A. C. Huamán Quispe

Side Project of the Semester

Research

Various previous projects


The Robot vs the Cabinet
Bin picking, although an inherently simple problem, is not that easy to solve for a robot with such long limb as ours (not to mention his freaking long fingers). Whenever I have free time, I go away from my benchmarking general manipulation problems and investigate how to efficiently generate plans for Crichton to become a future warehouse robot :0}

Efficient Manipulation Planning using Task Goals
Our recent work submitted to IROS! In order to grasp an object you have to choose among potentially infinite possibilities, particularly if your arm is redundant. In this work, we investigate how to use the end-comfort effect to help us choose a solution quickly and effectively.
Grasping Unknown Objects using online Superquadrics Approximation
I have to add more details here but in short: Does your robot have what it takes to grasp unknown objects in a fast and efficient manner? This work will be presented at ICRA 2015 in May
Path Planning for Redundant Robotic Arms
Redundancy is a desired feature in robotic arms. Why? Well, if you have more degrees of freedom (DOF) than you need allows more than one possible way to accomplish a manipulation task. However, this flexibility also arises questions: Which of all alternatives should we choose? Is it possible to list all the possibilities so we can choose "the best"? I propose a determistic method to express these different alternatives by means of discretizing the nullspace of the arm and searching through it. By using diverse heuristic functions, we evaluate the configurations and choose the best depending on our requirements.

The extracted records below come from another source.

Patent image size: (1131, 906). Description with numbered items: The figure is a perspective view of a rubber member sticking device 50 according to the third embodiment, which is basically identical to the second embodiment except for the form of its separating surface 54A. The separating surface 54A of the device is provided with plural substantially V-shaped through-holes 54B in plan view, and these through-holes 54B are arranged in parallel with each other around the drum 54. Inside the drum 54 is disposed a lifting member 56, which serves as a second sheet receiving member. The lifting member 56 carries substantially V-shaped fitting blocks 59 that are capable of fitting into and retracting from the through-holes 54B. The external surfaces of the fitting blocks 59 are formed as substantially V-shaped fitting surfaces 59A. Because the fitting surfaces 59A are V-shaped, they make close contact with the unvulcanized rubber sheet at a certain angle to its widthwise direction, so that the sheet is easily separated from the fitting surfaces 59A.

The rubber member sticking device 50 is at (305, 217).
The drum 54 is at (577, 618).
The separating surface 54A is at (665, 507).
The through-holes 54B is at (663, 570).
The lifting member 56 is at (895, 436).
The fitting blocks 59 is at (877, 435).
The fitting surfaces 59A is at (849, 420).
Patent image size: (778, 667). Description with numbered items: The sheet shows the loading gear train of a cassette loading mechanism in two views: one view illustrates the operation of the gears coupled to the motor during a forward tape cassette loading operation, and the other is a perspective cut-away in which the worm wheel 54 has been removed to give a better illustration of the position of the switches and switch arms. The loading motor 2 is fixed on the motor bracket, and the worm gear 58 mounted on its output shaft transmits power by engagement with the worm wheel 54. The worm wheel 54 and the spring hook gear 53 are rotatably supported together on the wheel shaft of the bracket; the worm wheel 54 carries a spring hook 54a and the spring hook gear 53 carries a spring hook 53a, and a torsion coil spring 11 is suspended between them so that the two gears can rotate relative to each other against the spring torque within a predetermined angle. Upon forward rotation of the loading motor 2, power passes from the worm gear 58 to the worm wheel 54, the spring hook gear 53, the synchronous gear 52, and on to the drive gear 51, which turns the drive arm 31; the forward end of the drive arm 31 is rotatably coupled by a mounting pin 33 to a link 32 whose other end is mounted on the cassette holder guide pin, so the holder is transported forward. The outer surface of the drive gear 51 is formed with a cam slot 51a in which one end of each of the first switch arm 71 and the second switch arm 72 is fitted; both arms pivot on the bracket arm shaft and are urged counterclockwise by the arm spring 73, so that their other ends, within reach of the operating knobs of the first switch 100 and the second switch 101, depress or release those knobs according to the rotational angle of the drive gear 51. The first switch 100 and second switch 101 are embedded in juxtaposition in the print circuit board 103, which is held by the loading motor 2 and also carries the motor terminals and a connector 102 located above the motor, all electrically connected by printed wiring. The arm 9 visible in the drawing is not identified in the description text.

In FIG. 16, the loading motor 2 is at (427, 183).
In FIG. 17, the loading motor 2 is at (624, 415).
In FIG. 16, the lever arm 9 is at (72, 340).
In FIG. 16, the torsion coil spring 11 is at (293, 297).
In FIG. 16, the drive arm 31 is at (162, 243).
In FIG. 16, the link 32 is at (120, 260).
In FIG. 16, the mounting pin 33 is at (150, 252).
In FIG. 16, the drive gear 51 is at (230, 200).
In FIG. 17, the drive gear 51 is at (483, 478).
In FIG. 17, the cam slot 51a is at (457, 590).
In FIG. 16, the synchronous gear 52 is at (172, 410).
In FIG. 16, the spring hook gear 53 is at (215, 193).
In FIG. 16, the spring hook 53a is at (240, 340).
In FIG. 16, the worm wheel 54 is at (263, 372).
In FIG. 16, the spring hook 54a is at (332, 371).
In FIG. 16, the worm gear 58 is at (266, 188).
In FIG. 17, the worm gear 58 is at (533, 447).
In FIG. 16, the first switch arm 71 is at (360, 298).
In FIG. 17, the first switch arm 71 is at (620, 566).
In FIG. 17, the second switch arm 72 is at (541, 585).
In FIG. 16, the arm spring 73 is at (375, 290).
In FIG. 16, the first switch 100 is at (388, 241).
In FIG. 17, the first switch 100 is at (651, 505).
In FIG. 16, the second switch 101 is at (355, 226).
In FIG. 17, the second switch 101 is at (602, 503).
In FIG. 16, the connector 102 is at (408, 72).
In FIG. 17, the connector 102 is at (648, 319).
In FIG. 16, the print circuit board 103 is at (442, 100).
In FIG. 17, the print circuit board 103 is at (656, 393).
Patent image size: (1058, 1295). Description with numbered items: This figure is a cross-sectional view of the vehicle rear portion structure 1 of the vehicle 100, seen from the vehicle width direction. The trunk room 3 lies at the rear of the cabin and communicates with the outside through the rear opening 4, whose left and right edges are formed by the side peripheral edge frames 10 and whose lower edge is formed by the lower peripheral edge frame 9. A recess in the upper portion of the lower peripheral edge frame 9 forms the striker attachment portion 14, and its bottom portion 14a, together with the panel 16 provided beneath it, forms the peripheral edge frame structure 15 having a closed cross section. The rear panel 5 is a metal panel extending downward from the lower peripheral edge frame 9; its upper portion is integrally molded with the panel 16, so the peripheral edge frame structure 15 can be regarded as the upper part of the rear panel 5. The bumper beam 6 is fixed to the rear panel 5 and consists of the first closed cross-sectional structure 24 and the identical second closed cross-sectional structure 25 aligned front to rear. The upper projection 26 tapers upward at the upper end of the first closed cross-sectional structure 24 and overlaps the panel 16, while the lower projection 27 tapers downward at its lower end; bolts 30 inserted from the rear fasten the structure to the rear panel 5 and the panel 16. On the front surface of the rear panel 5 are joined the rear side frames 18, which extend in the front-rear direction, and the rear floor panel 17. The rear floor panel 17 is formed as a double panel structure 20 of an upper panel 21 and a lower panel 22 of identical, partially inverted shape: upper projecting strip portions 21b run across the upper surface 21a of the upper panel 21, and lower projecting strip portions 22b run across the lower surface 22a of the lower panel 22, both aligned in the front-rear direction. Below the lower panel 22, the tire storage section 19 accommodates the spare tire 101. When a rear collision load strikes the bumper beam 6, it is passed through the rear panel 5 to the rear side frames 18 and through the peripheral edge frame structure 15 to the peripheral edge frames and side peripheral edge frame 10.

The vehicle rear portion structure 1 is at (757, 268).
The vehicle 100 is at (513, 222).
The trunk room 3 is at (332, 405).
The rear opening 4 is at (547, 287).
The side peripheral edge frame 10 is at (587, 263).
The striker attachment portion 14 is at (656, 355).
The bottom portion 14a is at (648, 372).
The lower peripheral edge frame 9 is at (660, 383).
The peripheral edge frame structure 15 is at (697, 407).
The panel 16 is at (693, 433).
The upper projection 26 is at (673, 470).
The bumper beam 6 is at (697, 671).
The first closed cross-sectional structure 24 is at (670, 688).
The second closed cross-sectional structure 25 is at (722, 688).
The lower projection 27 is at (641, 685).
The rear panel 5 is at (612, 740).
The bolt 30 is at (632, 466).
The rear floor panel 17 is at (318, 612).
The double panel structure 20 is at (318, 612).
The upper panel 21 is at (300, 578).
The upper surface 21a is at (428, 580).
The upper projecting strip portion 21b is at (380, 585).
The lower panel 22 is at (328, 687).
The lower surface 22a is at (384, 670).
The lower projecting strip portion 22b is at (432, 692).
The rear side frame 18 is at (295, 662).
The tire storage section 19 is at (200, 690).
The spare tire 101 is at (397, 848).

Dynamic Signaling of Robot Teams under Human Supervision
How many robots can a human operator reasonably supervise? While many people agree that the number depends on the task to be performed, it is natural that the greater the number of robots the more attention the human supervisor requires. In this project, we implement a mock environment in which 2 robots search for a red object. Once one of them finds it, the robot will approach it to verify the object's identity and then it will fire a visual dynamic signal (moving back and forth) so it catches the supervisor's attention. Simulation made with the Gazebo simulator coupled with ROS to access simulated Kinect and odometry data.